I just hope she knows it.
Six years ago, the autumn of 2009, I took Pari to her first Alabama football game, a tradition that my Southern Jewish father held more dearly than any religious holiday. Not an outstanding matchup–Bama versus Tennessee-Chattanooga–but the atmosphere was electric, and she was thrilled to be there–as much to be there with me, I believe, as to see the Tide Roll. Maybe ten, or a hundred times that afternoon, the stadium DJ piped “Sweet Home Alabama” over the Jumbotron airwaves. The first time or two Pari saw me wince.
“What’s the matter Dad, don’t you love that song?”
I tried telling her about Skynyrd and Neil Young, about Crosses and Stars.
About being a boy raised in the South, scared of shadowy icons he didn’t understand.
She just rolled her eyes at me: “Oh Daddy, who cares about that anymore? Nothing can hurt us. It’s all fun now!” And she kept on dancing in her place.

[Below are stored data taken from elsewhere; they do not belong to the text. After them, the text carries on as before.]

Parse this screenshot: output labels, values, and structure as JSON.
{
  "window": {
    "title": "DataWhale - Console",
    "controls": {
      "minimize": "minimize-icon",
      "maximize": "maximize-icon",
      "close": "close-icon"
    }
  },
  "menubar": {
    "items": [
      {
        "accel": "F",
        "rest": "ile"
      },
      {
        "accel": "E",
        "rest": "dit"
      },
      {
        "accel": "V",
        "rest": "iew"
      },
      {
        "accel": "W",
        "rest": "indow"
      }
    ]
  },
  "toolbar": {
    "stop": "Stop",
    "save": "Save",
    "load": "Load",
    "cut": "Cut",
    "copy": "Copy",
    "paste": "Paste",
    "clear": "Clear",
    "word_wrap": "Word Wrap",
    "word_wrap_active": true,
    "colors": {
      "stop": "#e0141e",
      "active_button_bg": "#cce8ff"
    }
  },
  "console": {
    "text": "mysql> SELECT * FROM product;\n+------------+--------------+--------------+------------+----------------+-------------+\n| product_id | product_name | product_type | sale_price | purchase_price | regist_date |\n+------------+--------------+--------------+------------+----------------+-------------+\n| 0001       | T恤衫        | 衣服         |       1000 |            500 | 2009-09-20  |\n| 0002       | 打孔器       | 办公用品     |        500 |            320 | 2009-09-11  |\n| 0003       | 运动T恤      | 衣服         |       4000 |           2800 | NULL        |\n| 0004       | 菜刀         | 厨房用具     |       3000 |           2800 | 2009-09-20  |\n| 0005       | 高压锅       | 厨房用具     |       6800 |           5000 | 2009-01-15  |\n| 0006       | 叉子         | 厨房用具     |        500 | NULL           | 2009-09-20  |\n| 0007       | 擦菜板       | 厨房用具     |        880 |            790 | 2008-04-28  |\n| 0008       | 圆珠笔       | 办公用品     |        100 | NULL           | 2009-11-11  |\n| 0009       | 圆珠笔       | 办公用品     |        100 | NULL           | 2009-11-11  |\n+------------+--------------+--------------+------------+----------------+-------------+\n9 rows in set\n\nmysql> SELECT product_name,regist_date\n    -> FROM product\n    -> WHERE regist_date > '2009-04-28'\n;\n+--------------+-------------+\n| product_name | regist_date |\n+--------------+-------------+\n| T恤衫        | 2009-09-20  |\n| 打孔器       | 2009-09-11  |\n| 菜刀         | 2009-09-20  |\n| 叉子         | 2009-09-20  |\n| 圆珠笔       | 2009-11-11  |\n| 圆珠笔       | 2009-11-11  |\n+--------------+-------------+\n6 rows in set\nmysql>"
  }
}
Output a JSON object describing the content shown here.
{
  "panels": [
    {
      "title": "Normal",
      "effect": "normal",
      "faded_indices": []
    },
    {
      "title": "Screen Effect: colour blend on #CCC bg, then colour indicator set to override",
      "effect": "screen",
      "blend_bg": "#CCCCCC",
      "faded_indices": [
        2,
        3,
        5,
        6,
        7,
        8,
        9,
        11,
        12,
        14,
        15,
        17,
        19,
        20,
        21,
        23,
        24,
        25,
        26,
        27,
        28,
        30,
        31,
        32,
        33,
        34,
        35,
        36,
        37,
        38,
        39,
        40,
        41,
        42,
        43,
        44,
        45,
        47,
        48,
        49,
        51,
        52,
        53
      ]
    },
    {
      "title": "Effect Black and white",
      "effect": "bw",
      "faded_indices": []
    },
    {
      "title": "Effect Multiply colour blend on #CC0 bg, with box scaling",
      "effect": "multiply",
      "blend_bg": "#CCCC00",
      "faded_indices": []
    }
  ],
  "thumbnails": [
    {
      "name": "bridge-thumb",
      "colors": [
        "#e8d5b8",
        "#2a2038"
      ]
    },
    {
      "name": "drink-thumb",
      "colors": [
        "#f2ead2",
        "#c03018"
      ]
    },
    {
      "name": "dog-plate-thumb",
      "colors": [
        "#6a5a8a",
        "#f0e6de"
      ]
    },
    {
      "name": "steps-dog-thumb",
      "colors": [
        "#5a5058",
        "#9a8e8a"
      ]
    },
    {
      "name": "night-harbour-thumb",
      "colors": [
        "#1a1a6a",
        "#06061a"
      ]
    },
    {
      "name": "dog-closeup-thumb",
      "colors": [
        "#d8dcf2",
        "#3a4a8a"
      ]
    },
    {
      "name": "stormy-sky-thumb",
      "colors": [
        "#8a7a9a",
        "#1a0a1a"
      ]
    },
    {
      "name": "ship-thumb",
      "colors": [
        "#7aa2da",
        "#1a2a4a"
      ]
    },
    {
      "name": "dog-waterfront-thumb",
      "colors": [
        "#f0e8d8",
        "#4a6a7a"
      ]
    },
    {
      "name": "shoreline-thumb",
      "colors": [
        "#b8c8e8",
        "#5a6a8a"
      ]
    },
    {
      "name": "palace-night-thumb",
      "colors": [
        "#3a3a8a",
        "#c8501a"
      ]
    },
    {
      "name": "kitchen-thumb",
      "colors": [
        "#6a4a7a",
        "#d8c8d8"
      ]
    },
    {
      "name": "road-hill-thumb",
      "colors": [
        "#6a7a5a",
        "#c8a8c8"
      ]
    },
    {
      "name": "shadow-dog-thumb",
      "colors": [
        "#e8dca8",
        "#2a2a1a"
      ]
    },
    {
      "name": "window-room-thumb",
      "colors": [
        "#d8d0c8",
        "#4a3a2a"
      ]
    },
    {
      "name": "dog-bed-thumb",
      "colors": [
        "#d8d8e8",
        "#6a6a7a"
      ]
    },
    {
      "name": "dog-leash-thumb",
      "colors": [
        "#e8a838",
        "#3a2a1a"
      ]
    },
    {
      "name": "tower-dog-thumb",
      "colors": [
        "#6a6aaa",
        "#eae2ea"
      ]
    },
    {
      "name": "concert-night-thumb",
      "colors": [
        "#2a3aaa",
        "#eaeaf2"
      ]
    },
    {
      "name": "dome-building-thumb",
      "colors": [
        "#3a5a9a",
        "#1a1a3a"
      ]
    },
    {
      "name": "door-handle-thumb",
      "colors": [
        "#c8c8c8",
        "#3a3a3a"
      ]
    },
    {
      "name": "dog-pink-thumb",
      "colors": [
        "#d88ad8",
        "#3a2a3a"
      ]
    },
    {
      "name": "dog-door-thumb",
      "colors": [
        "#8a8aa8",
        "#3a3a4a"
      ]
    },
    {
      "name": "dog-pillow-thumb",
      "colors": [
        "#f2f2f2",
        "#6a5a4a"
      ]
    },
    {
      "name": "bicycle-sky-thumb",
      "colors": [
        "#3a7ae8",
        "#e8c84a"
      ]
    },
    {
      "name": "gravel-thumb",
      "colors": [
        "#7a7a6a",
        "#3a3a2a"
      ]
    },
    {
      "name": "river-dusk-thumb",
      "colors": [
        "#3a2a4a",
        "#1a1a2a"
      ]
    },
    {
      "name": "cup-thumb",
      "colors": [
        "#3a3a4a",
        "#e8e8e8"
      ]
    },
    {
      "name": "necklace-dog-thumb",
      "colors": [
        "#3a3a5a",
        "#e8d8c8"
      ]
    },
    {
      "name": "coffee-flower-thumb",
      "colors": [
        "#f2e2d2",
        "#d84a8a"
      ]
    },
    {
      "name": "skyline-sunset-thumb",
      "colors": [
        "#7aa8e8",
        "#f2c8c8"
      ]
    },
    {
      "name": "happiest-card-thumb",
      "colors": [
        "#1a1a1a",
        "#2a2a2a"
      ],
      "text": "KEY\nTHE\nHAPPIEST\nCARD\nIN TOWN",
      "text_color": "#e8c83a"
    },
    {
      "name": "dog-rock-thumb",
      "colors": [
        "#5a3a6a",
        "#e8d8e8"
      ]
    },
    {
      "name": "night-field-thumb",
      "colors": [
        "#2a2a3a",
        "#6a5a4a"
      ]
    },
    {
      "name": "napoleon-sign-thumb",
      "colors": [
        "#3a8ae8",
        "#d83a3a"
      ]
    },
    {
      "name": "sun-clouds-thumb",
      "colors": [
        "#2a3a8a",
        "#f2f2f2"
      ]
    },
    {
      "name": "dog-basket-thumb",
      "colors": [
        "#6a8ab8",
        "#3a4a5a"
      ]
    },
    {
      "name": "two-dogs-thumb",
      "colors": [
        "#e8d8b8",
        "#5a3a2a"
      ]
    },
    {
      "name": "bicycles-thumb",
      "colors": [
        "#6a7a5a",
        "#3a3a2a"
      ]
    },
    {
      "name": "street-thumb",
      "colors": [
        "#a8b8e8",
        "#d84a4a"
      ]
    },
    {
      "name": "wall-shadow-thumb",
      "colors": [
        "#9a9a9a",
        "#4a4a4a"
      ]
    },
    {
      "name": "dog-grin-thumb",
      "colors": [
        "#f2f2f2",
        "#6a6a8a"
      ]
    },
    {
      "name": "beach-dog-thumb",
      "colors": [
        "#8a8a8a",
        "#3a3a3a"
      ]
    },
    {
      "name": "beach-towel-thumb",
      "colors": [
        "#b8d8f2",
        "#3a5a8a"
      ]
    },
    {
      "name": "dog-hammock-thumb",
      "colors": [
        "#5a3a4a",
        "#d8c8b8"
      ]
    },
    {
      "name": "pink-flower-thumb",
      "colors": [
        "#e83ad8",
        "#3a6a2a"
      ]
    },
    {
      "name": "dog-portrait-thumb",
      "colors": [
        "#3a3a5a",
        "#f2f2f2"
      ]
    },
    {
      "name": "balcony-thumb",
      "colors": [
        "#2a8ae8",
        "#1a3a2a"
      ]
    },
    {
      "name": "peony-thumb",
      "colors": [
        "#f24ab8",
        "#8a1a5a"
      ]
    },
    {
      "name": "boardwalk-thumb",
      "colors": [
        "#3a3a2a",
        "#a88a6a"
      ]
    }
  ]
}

And that December, we sat in our den watching Alabama annihilate Florida and Christian star Tim Tebow for the SEC championship: Pari, my youngest daughter Layla, my wife Nilly, our great Bama friend John–a man my age–and me. As the final seconds ticked off the scoreboard clock, Pari jumped up, hooked her iPod to its docking station, and cranked up Skynyrd.
“Turn it up louder,” John said.
So she did. “C’mon Daddy, let’s dance!”
Forgive me Neil, I couldn’t help it. We danced, all of us, as hard as we could. When “Sweet Home” ended, we played it again, louder, and danced even harder. Again and again.
Thanks to my cross-wearing daughter, I’ve finally seen that not all signs are meant for me, that crosses are not always red, and the my stars will always be there, scattered in the night sky and glittering over me in Bessemer or Greenville. Or wherever I am.